Buona, non eccelsa, la messa in scena de “Il Mercante di Venezia” al Teatro Bellini ad opera della Popular Shakespeare Kompany, giovane ma navigata compagnia teatrale fondata nel 2012 dal regista Valerio Binasco, che si propone ogni anno di mettere in scena un’opera shakespeariana con l’intento di educare il pubblico ai grandi classici, senza però rinunciare alla modernità e al rinnovamento.
Puntare sul glorioso passato letterario per comprendere il presente con formule nuove ed innovative: un piano ambizioso messo già a punto dai modernisti tra le due guerre mondiali, i quali avevano compreso che in un momento di crisi (oggi non solo dei valori, ma anche e soprattutto economica) bisogna ripartire da ciò che l’umanità ha prodotto di più bello (un po’ il senso del “Ricomincio da tre” del grande Massimo Troisi).
“Il Mercante di Venezia” è una delle opere più conosciute e apprezzate di Shakespeare, anche grazie alla versione cinematografica di successo di Michael Radford: un testo che si distingue – come del resto quasi tutte le opere di Shakespeare – per la sua straordinaria attualità, che lo rende amaramente specchio della società contemporanea.
L’ossessione per i soldi, indagata in ogni suo aspetto: dall’arrivismo sociale all’usura, dallo sperperamento scriteriato alla sua assunzione a valore universale. Ma non solo: anche intolleranza religiosa e razzismo, etica e giustizia vilmente asserviti al Dio Denaro. In quest’opera “tutto si compra e si vende, anche un brandello di carne umana, anche l’amore“.
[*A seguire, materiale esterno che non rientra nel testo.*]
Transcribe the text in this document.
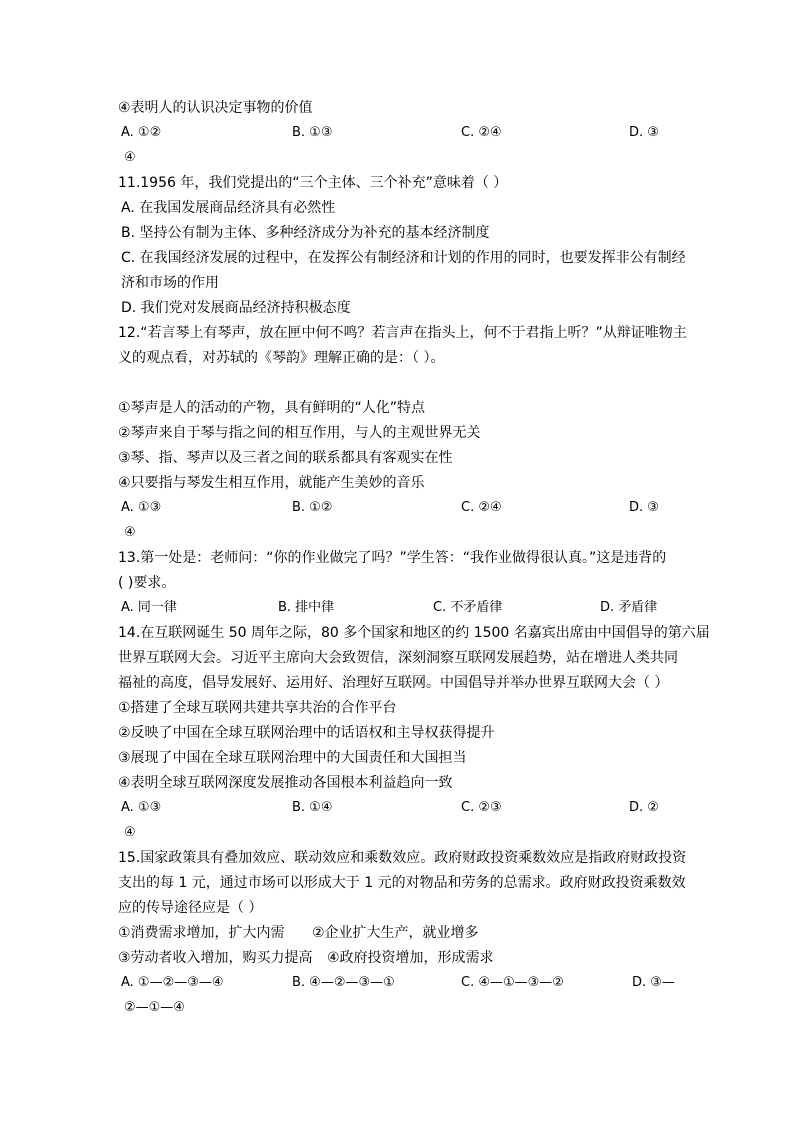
④表明人的认识决定事物的价值
A. ①②	B. ①③	C. ②④	D. ③
④
11.1956 年，我们党提出的“三个主体、三个补充”意味着（ ）
A. 在我国发展商品经济具有必然性
B. 坚持公有制为主体、多种经济成分为补充的基本经济制度
C. 在我国经济发展的过程中，在发挥公有制经济和计划的作用的同时，也要发挥非公有制经
济和市场的作用
D. 我们党对发展商品经济持积极态度
12.“若言琴上有琴声，放在匣中何不鸣？若言声在指头上，何不于君指上听？”从辩证唯物主
义的观点看，对苏轼的《琴韵》理解正确的是：（ ）。
①琴声是人的活动的产物，具有鲜明的“人化”特点
②琴声来自于琴与指之间的相互作用，与人的主观世界无关
③琴、指、琴声以及三者之间的联系都具有客观实在性
④只要指与琴发生相互作用，就能产生美妙的音乐
A. ①③	B. ①②	C. ②④	D. ③
④
13.第一处是：老师问：“你的作业做完了吗？”学生答：“我作业做得很认真。”这是违背的
( )要求。
A. 同一律	B. 排中律	C. 不矛盾律	D. 矛盾律
14.在互联网诞生 50 周年之际，80 多个国家和地区的约 1500 名嘉宾出席由中国倡导的第六届
世界互联网大会。习近平主席向大会致贺信，深刻洞察互联网发展趋势，站在增进人类共同
福祉的高度，倡导发展好、运用好、治理好互联网。中国倡导并举办世界互联网大会（ ）
①搭建了全球互联网共建共享共治的合作平台
②反映了中国在全球互联网治理中的话语权和主导权获得提升
③展现了中国在全球互联网治理中的大国责任和大国担当
④表明全球互联网深度发展推动各国根本利益趋向一致
A. ①③	B. ①④	C. ②③	D. ②
④
15.国家政策具有叠加效应、联动效应和乘数效应。政府财政投资乘数效应是指政府财政投资
支出的每 1 元，通过市场可以形成大于 1 元的对物品和劳务的总需求。政府财政投资乘数效
应的传导途径应是（ ）
①消费需求增加，扩大内需 ②企业扩大生产，就业增多
③劳动者收入增加，购买力提高 ④政府投资增加，形成需求
A. ①—②—③—④	B. ④—②—③—①	C. ④—①—③—②	D. ③—
②—①—④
Come in tutte le opere shakespeariane il bene e il male, pur apparentemente divisi con chiarezza nel plot, finiscono per confondersi ed assottigliarsi (e qui risiede la genialità del drammaturgo inglese, capace di mimetizzare perfettamente le sue provocazioni morali nel pensiero comune del suo tempo). Se da un lato la condotta di Shylock è indubbiamente deplorevole, è giusto trattarlo con disprezzo e disgusto perché è ebreo/straniero? Dove finisce il pregiudizio e dove inizia la giusta condanna? Lo spettatore si ritrova ad interrogarsi e a dubitare persino della buona fede dei protagonisti durante il meraviglioso quanto noto monologo di Shylock in cui cerca di giustificare la sua sete di vendetta nei confronti di Antonio. E nella messa in scena di Binasco lo scellerato e inestirpabile cinismo dell’usuraio ebreo è sostituito da una più gentile sympatheia nei confronti del personaggio, più in pena, più avvilito, tanto da indurre in chi guarda un moto seppure breve e superficiale di compassione.
Il regista stesso ha ammesso in una sua dichiarazione: “L’essenziale, riguardo a Shylock non è che un eretico o un ebreo, ma che è un outsider. La terribile, umiliante, meschina sconfitta di Shylock mi mette a disagio. Annuncio fin d’ora che starò dalla sua parte”.
Una lettura dell’originale sicuramente coraggiosa e fuori dagli schemi, che ho molto apprezzato insieme alle scenografie e ai costumi essenziali, che permettono al pubblico di concentrarsi unicamente sull’universo interiore dei personaggi. Apprezzabile l’interpretazione dei personaggi: Silvio Orlando nei panni di Shylock è bravo anche se non totalmente convincente, notevole la performance di Sergio Romano come Lancillotto, bravissima Milvia Marigliano nei panni della nutrice di Porzia, interpretata da Elisabetta Mandalari in una versione ibrida tra Barbie e Paris Hilton.
“Ancora una volta Shakespeare riesce a scavalcare il limite temporale e a fornirci materia per riflettere su di noi e sul nostro presente. Tra Venezia e Belmonte c’è un universo contrastante, una società ritratta a tinte forti che nel tempo non hanno perso smalto. Siamo indietro di 400 anni, sembra di essere domani”.